The situation becomes even more dire for non-personal injury claims. In relation to a professional negligence claim against, for example, an architect, there will be no cap on the success fee. Such claims are often strongly defended and it would not be surprising if any solicitor or barrister accepting such a case on a CFA basis would expect a 100% success fee. The costs of such claims can be significant and one would not be surprised to see base costs of a solicitor coming in at £100,000 if such a claim progressed to trial and, say, another £20,000 for counsel. That would leave the client with a potential success fee, to come out of any damages recovered, of £120,000 (plus VAT of £24,000). The claim would have to be worth at least £144,000 for the client to do no more than break even where the claim succeeds. In reality, if their damages are £144,000 they would be out of pocket to the tune of £144,000, even where the claim succeeds, as the recovered damages would disappear entirely paying the success fee. Indeed, the success fee payable may be far more than the damages recovered.
Worse, in non-personal injury claims, although LJ Jackson suggested that qualified one-way costs shifting might be introduced, the government currently intends to implement this only for personal injury claims.
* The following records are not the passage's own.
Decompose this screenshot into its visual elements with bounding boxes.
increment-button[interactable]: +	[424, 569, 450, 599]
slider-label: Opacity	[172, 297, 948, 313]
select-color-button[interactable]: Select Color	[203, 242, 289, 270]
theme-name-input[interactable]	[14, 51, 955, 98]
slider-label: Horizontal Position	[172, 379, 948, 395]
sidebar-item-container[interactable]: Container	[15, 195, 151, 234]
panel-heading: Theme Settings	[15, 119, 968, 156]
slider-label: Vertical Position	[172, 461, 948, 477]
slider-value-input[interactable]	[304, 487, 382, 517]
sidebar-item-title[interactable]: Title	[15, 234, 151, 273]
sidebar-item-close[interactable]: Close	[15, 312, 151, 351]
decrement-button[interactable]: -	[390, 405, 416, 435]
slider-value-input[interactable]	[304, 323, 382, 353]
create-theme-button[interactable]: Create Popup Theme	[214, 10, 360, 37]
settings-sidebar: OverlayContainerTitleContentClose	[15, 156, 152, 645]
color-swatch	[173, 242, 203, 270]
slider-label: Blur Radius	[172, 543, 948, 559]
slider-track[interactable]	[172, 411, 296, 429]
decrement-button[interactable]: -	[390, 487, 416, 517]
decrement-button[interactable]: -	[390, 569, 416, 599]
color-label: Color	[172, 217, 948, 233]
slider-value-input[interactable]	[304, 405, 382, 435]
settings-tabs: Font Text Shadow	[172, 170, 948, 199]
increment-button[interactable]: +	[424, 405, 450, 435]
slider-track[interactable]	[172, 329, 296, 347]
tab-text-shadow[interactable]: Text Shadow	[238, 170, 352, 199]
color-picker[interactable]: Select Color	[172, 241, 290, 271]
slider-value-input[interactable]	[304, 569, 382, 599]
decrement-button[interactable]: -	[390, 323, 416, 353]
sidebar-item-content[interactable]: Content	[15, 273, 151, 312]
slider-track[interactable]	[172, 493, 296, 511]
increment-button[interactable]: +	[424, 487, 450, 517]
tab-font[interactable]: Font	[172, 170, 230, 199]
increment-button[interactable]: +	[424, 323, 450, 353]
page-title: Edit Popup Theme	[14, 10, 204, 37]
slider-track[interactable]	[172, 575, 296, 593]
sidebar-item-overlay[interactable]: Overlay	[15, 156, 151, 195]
That would mean that as well as facing an unlimited deduction from damages by way of success fee if the case is won, claimants will also face the prospect of an adverse costs order if the case is lost. In the past this could be dealt with by way of an ATE policy, the cost of which was recoverable from the defendant. In future, this will not be recoverable from the defendant. Claimants will therefore have to fund this potentially significant cost themselves.
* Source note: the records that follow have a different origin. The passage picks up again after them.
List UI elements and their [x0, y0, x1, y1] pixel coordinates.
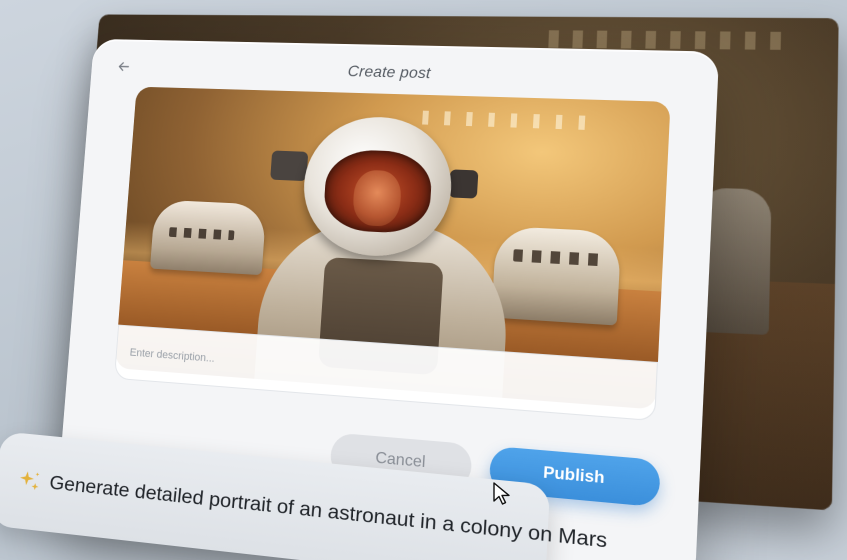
habitat-module-left [149, 199, 267, 276]
helmet-lamp-left [270, 150, 309, 182]
back-button[interactable] [114, 58, 133, 75]
dialog-title: Create post [347, 63, 432, 83]
pointer-arrow-icon [493, 482, 510, 505]
prompt-text: Generate detailed portrait of an astrona… [48, 472, 608, 553]
background-colony-lights [548, 30, 796, 50]
habitat-module-right [491, 225, 622, 326]
arrow-left-icon [118, 62, 129, 72]
sparkle-icon [19, 470, 40, 491]
colony-lights [422, 110, 586, 130]
helmet-lamp-right [448, 169, 479, 199]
The alternative funding method that will, in future, be available for all types of claim is a contingency fee agreement (damages-based agreement). However, again, it will only be in personal injury claims that a 25% cap applies. It might, in theory, be possible for claimants to negotiate a cap of, say, 25%. However, in reality, will solicitors or counsel be prepared to act on this basis? Taking the above example (£120,000 base costs), currently the solicitors and counsel might expect to recover legal costs of £240,000 (plus VAT) if the case is won once a 100% success fee is taken into account. Would they now be prepared to accept the case with a 25% cap if the expected damages were, for example, £100,000? Recovering legal costs of £25,000 (inclusive or exclusive of VAT) as against £240,000 (plus VAT) is not an attractive proposition.
3 thoughts on “No cap in non-PI cases”
How strange that the Action to Justice Group should put out this press release http://www.accesstojusticeactiongroup.co.uk/home/latest-news/press-release-jackson-reforms-hit-small-business-hard on the same day as I made this post. Coincidence or do they rely on the Legal Costs Blog for their analysis?